Tous les laboratoires publics ou privés volontaires qui disposent des équipements et du personnel nécessaires recevront les autorisations administratives pour réaliser des tests de diagnostic du COVID-19.

Cette mesure concerne d’abord les 75 laboratoires publics dépendant des départements qui sont spécialisés dans l’analyse de contrôle des eaux, de l’hygiène alimentaire ou de la santé animale. Leur capacité opérationnelle a été estimée entre 150 000 et 300 000 tests par semaine. Contrairement aux laboratoires de diagnostic humain, leur matériel leur permet d’utiliser une plus grande variété de réactifs et les stocks sont disponibles immédiatement. De quoi contribuer de façon significative à l’objectif gouvernemental de 50 000 tests par jour.

Les laboratoires de recherche, de police et de gendarmerie devraient également être mis à contribution.
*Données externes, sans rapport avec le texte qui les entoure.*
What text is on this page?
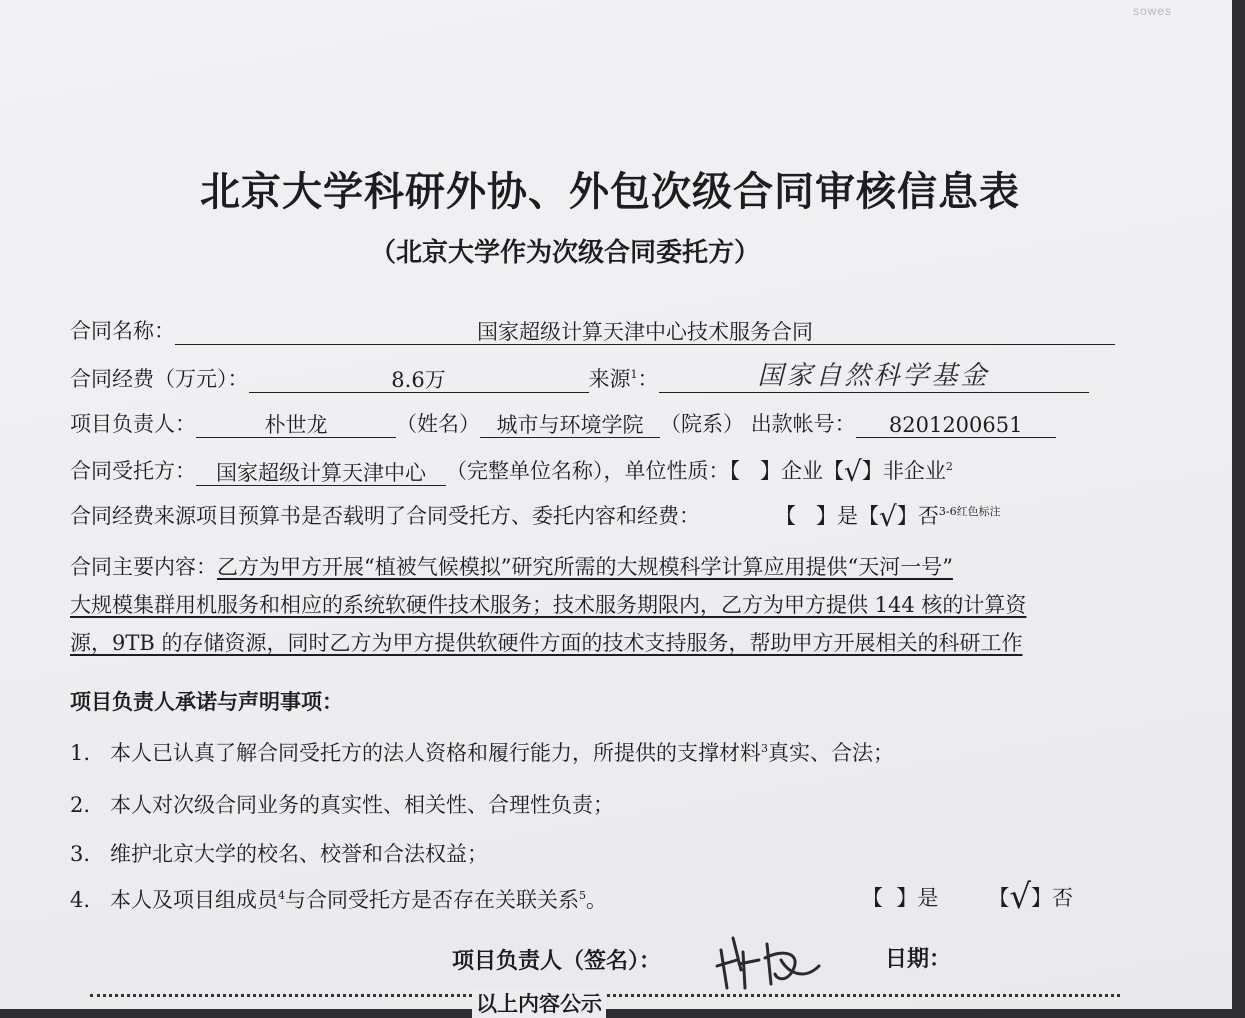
sowes
北京大学科研外协、外包次级合同审核信息表
（北京大学作为次级合同委托方）
合同名称：	国家超级计算天津中心技术服务合同
合同经费（万元）：	8.6万	来源$^1$：	国家自然科学基金
项目负责人：	朴世龙	（姓名） 城市与环境学院 （院系） 出款帐号： 8201200651
合同受托方： 国家超级计算天津中心 （完整单位名称），单位性质：【 】企业【√】非企业$^2$
合同经费来源项目预算书是否载明了合同受托方、委托内容和经费：	【 】是【√】否$^{3-6红色标注}$
合同主要内容：乙方为甲方开展“植被气候模拟”研究所需的大规模科学计算应用提供“天河一号”
大规模集群用机服务和相应的系统软硬件技术服务；技术服务期限内，乙方为甲方提供 144 核的计算资
源，9TB 的存储资源，同时乙方为甲方提供软硬件方面的技术支持服务，帮助甲方开展相关的科研工作
项目负责人承诺与声明事项：
1. 本人已认真了解合同受托方的法人资格和履行能力，所提供的支撑材料$^3$真实、合法；
2. 本人对次级合同业务的真实性、相关性、合理性负责；
3. 维护北京大学的校名、校誉和合法权益；
4. 本人及项目组成员$^4$与合同受托方是否存在关联关系$^5$。	【 】是 【√】否
项目负责人（签名）：	日期：
以上内容公示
Un partenariat sous forme de réquisition administrative à l’initiative des ARS

Pour contourner la réglementation européenne qui écarte ces laboratoires des diagnostics sur l’homme, des partenariats sous forme de réquisitions administratives seront mis en œuvre avec les laboratoires volontaires, mais à l’initiative des ARS. Les ARS devront valider les besoins en amont et veiller en aval au respect des normes et des bonnes pratiques.

Une nouvelle arme dans l’arsenal thérapeutique des médecins et infirmiers libéraux : les tests diagnostics !

Selon les autorités, ces nouvelles capacités de tests devraient être utilisées en priorité pour diagnostiquer les soignants eux-mêmes et les patients à risque en EHPAD. À n’en pas douter, il s’agit d’une mesure importante qui devrait changer le quotidien des médecins et infirmiers libéraux sur le front de l’épidémie de covid-19. En effet pour ces soldats de la guerre sanitaire, le fait de pouvoir se tester eux-mêmes ainsi que certains patients à risque devrait leur permettre de livrer bataille avec un peu plus de sérénité.

Et ce d’autant plus que les laboratoires de ville ont retrouvé également des capacités opérationnelles. En effet, s’ils sont autorisés depuis le début du mois de mars à réaliser ces tests, en pratique leur capacité était limitée par la pénurie de masques et de réactifs. En ce qui concerne les masques la situation s’est améliorée.